The Battle of Grynau in 1337 was the concluding battle in the Grynau war between the Old Swiss Confederacy and its Imperial city Zurich against a noble army under the leadership of Count Johann I (Habsburg-Laufenburg). The result was a Zurich victory.

==History==
The place of the battle, the castle Grynau, secured one of the few crossings over the Linth between Lake Zurich and Walensee and was therefore a strategically important place. In 1311 the castle was placed under the control of The Count Of Habsburg-Laufenburg (1270–1314), but was also claimed by the Counts of Toggenburg.

The new mayor Rudolf Brun banished 22 noble councilors and their families from the city after his political reorganization. They found support in the surrounding nobility houses, which felt threatened by the rise of the city of Zurich.
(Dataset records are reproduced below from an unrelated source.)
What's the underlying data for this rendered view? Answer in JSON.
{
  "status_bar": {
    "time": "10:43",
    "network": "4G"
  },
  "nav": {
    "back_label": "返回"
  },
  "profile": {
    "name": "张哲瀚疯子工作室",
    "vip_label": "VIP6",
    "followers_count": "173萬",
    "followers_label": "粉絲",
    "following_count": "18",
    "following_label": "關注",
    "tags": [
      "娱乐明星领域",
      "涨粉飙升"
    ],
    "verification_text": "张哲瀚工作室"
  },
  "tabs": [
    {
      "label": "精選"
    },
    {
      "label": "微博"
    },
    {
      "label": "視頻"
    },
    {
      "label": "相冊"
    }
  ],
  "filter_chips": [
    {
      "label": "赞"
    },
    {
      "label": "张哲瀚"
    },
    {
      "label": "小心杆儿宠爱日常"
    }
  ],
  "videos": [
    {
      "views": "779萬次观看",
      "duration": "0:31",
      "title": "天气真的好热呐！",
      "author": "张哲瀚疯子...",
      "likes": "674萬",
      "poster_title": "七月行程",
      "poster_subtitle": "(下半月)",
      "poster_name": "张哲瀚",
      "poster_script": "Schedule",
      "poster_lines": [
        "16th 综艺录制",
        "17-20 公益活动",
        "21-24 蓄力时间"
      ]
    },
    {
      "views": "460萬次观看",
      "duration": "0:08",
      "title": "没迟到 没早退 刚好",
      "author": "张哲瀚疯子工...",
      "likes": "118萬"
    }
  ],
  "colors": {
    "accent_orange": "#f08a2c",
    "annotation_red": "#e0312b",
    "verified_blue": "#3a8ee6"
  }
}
The fugitives came under Count Johann I (Habsburg-Laufenburg) in Rapperswil, who also took the lead in this fight because of his own debts. He was indebted to both the city and some of the exiles. Under his protection, the exterminated constituted a counter-government of the "outer Zurich" in Rapperswil, and began to make excursions through the subject area of the city of Zurich. The aim was to overthrow the new government of Zurich. Count Johann was a mercenary during these years.

Against the opponents of the new Rapperswiler city government was several times proceeded, as can be concluded from an above-average number of (probably politically motivated) executions and, for example, a ban on assembly.

Zurich, too, sought restraint with allies, and found it with Count Kraft III of Toggenburg, who endeavored to take a profitable position between the Old Swiss Confederacy and the Habsburgs and who was in conflict with Johann I because of Grynau. As early as 1327, Zurich had already concluded a Burgrecht with the Count, who was also the protector of the Zurich Grossmünster.

The abbot Konrad I was known to Brun, and he sympathized with the cause of the Zurichers and recognized their constitutional changes.